DOGE Can’t Slash Government Without Congress
“It’s a joke,” a “waste of time“: That was the Democratic line on the new Department of Government Efficiency (DOGE) just months ago. But ever since Elon Musk and his “baby-faced assassins” stormed the bureaucracy—mass-firing employees, zeroing out budgets, and tossing agencies “into the woodchipper“—the tune has changed. Now, DOGE is “an agent of chaos without limitation,” per a lawsuit from Democratic state attorneys general. Worse, says Sen. Ron Wyden (D–Ore.), they’re “seizing the tools they need for a coup.”
Even some self-described libertarians are not at all amused by the Musketeers’ hijinks. I’m at a loss: How are they not enjoying this? The whole thing plays like it was scripted by Ayn Rand, if Rand had a sense of humor.
Even so, I’m hoping DOGE provides something beyond entertainment value—I’d like it to work. But it won’t, so long as the DOGEnauts believe they can cut trillions from the federal budget with executive action alone. To get the job done, DOGE needs Congress.
So far, DOGE has stuck to the go-it-alone strategy Musk and Vivek Ramaswamy outlined in The Wall Street Journal after the election: “driving change through executive action based on existing legislation rather than by passing new laws.” But that’s not how any of this works. Neither the president nor his proxies can summarily zero out agencies and departments for which Congress has provided statutory authority and funding. Even the MAGA-friendly Heritage Foundation acknowledged as much in a 2017 legal memorandum: “The power to enact, amend, or abolish these executive departments and agencies and their functions belongs to Congress.” The DOGE team is finding that out the hard way, as their agency-killing plans get hung up in federal court.

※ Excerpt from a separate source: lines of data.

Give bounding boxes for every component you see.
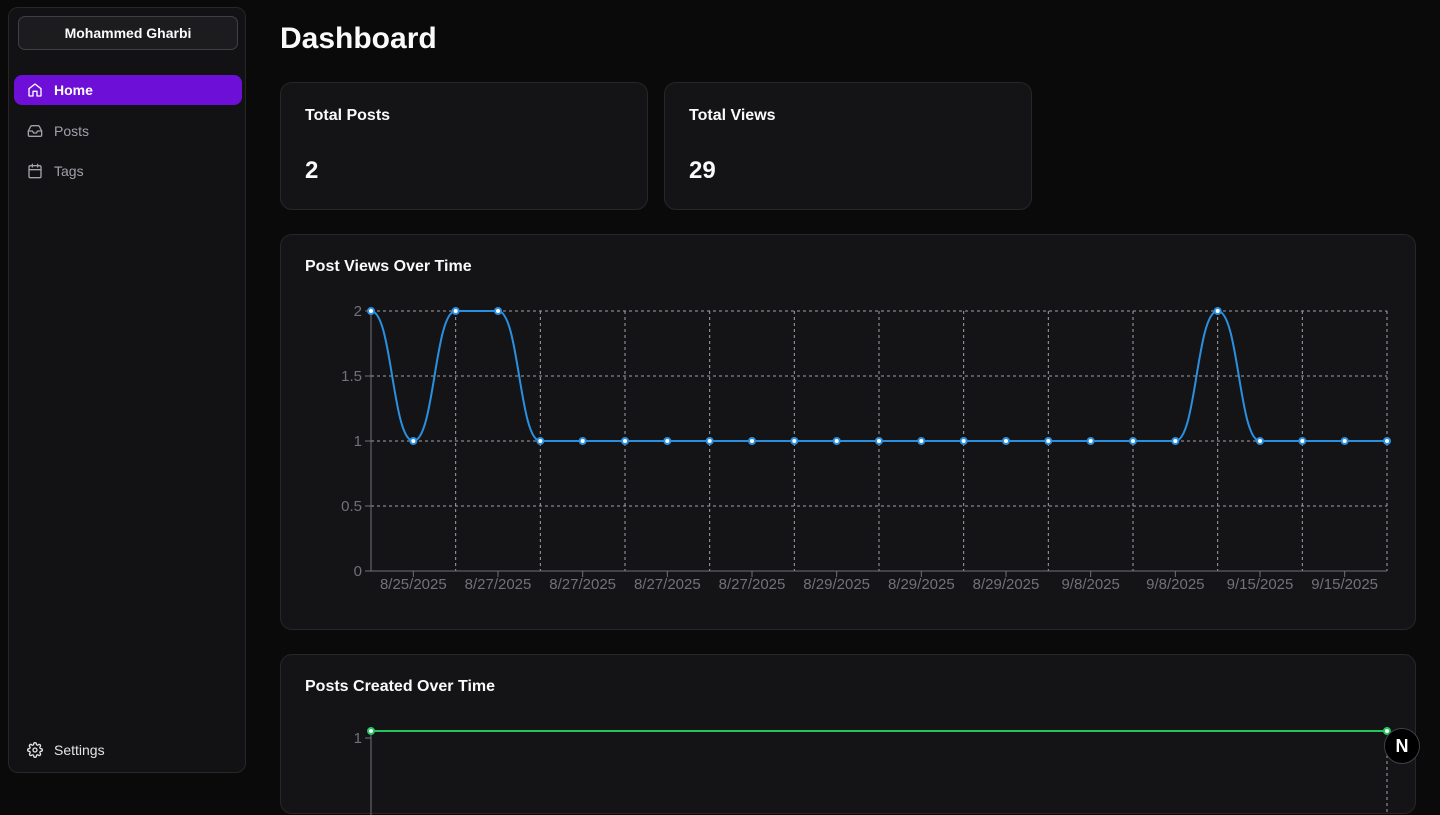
stat-label: Total Posts bbox=[305, 107, 391, 124]
data-point bbox=[536, 437, 545, 445]
y-tick-label: 1 bbox=[354, 730, 362, 747]
y-tick-label: 2 bbox=[354, 303, 362, 320]
data-point bbox=[917, 437, 926, 445]
x-tick-label: 8/29/2025 bbox=[973, 576, 1040, 593]
data-point bbox=[1171, 437, 1180, 445]
posts-created-chart: 1 bbox=[354, 727, 1391, 815]
data-point bbox=[367, 727, 375, 735]
data-point bbox=[1044, 437, 1053, 445]
data-point bbox=[748, 437, 756, 445]
page-title: Dashboard bbox=[280, 22, 437, 55]
chart-title: Post Views Over Time bbox=[305, 258, 472, 275]
data-point bbox=[663, 437, 672, 445]
stat-card-total-views: Total Views 29 bbox=[664, 82, 1032, 210]
stat-label: Total Views bbox=[689, 107, 776, 124]
sidebar: Mohammed Gharbi Home Posts Tags Settings bbox=[8, 7, 246, 773]
sidebar-item-label: Home bbox=[54, 82, 93, 98]
sidebar-item-tags[interactable]: Tags bbox=[14, 156, 242, 186]
sidebar-item-posts[interactable]: Posts bbox=[14, 116, 242, 146]
data-point bbox=[1002, 437, 1010, 445]
x-tick-label: 8/27/2025 bbox=[634, 576, 701, 593]
x-tick-label: 9/15/2025 bbox=[1227, 576, 1294, 593]
x-tick-label: 8/29/2025 bbox=[888, 576, 955, 593]
y-tick-label: 1.5 bbox=[341, 368, 362, 385]
data-point bbox=[1086, 437, 1095, 445]
data-point bbox=[790, 437, 799, 445]
data-point bbox=[1340, 437, 1349, 445]
data-point bbox=[409, 437, 418, 445]
y-tick-label: 0 bbox=[354, 563, 362, 580]
x-tick-label: 8/27/2025 bbox=[549, 576, 616, 593]
calendar-icon bbox=[27, 163, 43, 179]
sidebar-item-label: Tags bbox=[54, 163, 84, 179]
data-point bbox=[705, 437, 714, 445]
gear-icon bbox=[27, 742, 43, 758]
home-icon bbox=[27, 82, 43, 98]
data-point bbox=[1213, 307, 1222, 315]
stat-value: 2 bbox=[305, 157, 319, 184]
x-tick-label: 8/27/2025 bbox=[465, 576, 532, 593]
y-tick-label: 1 bbox=[354, 433, 362, 450]
data-point bbox=[578, 437, 587, 445]
data-point bbox=[494, 307, 502, 315]
data-point bbox=[1383, 437, 1391, 445]
x-tick-label: 8/29/2025 bbox=[803, 576, 870, 593]
nextjs-dev-tools-button[interactable]: N bbox=[1384, 728, 1420, 764]
data-point bbox=[1129, 437, 1137, 445]
x-tick-label: 9/8/2025 bbox=[1061, 576, 1119, 593]
data-point bbox=[1298, 437, 1307, 445]
data-point bbox=[1256, 437, 1264, 445]
data-point bbox=[832, 437, 841, 445]
data-point bbox=[959, 437, 968, 445]
x-tick-label: 9/8/2025 bbox=[1146, 576, 1204, 593]
data-point bbox=[875, 437, 883, 445]
user-menu-button[interactable]: Mohammed Gharbi bbox=[18, 16, 238, 50]
data-point bbox=[451, 307, 460, 315]
x-tick-label: 8/27/2025 bbox=[719, 576, 786, 593]
x-tick-label: 8/25/2025 bbox=[380, 576, 447, 593]
chart-title: Posts Created Over Time bbox=[305, 678, 496, 695]
sidebar-item-label: Settings bbox=[54, 742, 105, 758]
data-point bbox=[621, 437, 629, 445]
sidebar-item-home[interactable]: Home bbox=[14, 75, 242, 105]
sidebar-item-settings[interactable]: Settings bbox=[14, 735, 242, 765]
post-views-chart: 0 0.5 1 1.5 2 8/25/2025 8/27/2025 8/27/2025 8/27… bbox=[341, 303, 1391, 593]
posts-created-chart-card: Posts Created Over Time 1 bbox=[280, 654, 1416, 815]
inbox-icon bbox=[27, 123, 43, 139]
data-point bbox=[367, 307, 375, 315]
sidebar-item-label: Posts bbox=[54, 123, 90, 139]
stat-card-total-posts: Total Posts 2 bbox=[280, 82, 648, 210]
x-tick-label: 9/15/2025 bbox=[1311, 576, 1378, 593]
stat-value: 29 bbox=[689, 157, 716, 184]
post-views-chart-card: Post Views Over Time 0 0.5 1 1.5 2 8/25/2025 8… bbox=[280, 234, 1416, 630]
y-tick-label: 0.5 bbox=[341, 498, 362, 515]
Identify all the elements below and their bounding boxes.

President Donald Trump’s team thinks they’ve found a work-around—an ambitious constitutional theory that lets the president nullify congressional appropriations he doesn’t like. The last president to try that was Richard Nixon, and he didn’t get very far. In his second term, when Nixon adopted an impoundment-on-steroids strategy, withholding billions in appropriated funds, he got slapped down, first by the courts, then by Congress. In 1974, Congress shut the door to future abuses by passing the Impoundment Control Act, which requires the president to get congressional approval before rescinding appropriations.